Complaints: “there‘s no sugar!”
“they started a fight!”
“I need to talk to Miss Vera!”
“this food is cold!”
“why don‘t you cook with sugar?!”
But, it is still enjoyable. Passing out bread to the patrons, hearing their life’s stories, and today, hearing multiple versions of how a building burned down. From what all I heard, this is what was believed to have happened: There was a short, skinny white guy who no one knew the name of. He was drunk, and high, and decided to light a pile of clothes on fire for an unknown reason. There also happened to be spray paint cans in the building, along with quite a few more highly flammable objects. These exploded under the heat, and the building went down quite quickly. When the police arrived, they located the perpetrator. They then used night sticks to beat him to death, after which the ambulance workers used the defibrillator to bring the poor soul back to life, only to incarcerate him afterwards. Last night was quite a night I suppose. After we had served nigh a hundred and fifty patrons, I grabbed a granola bar, a soda, and headed home. My mother was skeptical of the true story of the building fire, but I really believe it. A skinny white guy. Blew it up. Then got beat to death. And brought back to life. Like law and order. I was drifting away on the way home, and when I got back I crawled right back into bed and picked up where I left off. The funny thing is, I’m not entirely sure what has actually happened today, and what was a dream… I guess I’ll ask the blue elephant that’s doing the spelling check for me.

Thursday, September 22, 2011

Wisdom


What is wisdom? We hear people tell us how wise we are when we give advice. Or what a wise decision fast food restaurants made by creating a dollar menu. But what is real wisdom? In our world today, people get confused between being smart, and being wise. There are many, many smart people in this world. But considerably less wise people. The dictionary on my word processor defines smart as “showing intelligence and mental alertness.” Wise, on the other hand is defined: “able to make sensible decisions and judgments on the basis of personal knowledge and experience. Sensible, learned and shrewd.”
Now, besides the fact that this definition is considerably longer and with larger words, what’s the difference?

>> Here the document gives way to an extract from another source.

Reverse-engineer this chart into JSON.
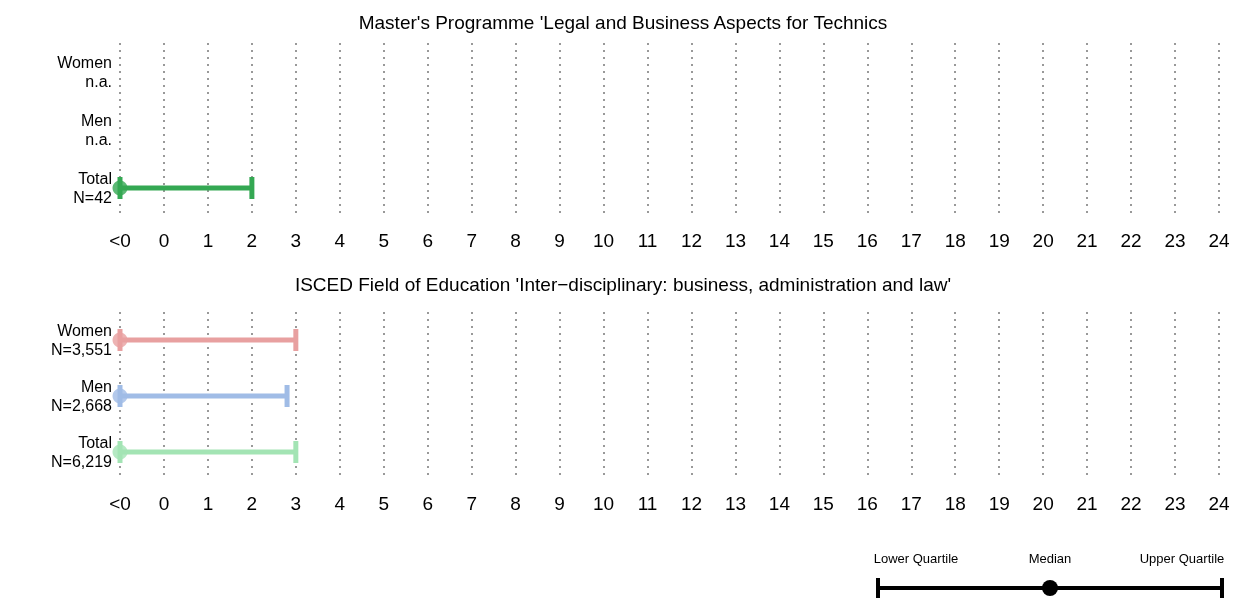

The difference: I can sit up straight in class, listen politely, study hard and earn a good grade. I can follow the rules of success, earn a large salary, support my family, and have a good life. Or, I can sit up straight in class, listen politely, study hard and earn a good grade. I can discern when I should purchase a large yacht, and when I should pay tithe. I can determine when my children need to hear the score of the Sunday football game, and when they need to hear the word of God. I can sit up straight in church, and instead of smiling politely, I can have a determined frown on my face, writing down what the preacher says and studying over it. Being smart is knowing what the world knows. Being smart is taking the world’s words and teachings, and learning them. Being wise is knowing what God knows. Taking His words, and His teachings, and learning of Him. Anyone can be smart. Anyone can be wise. You just have to choose which one to be.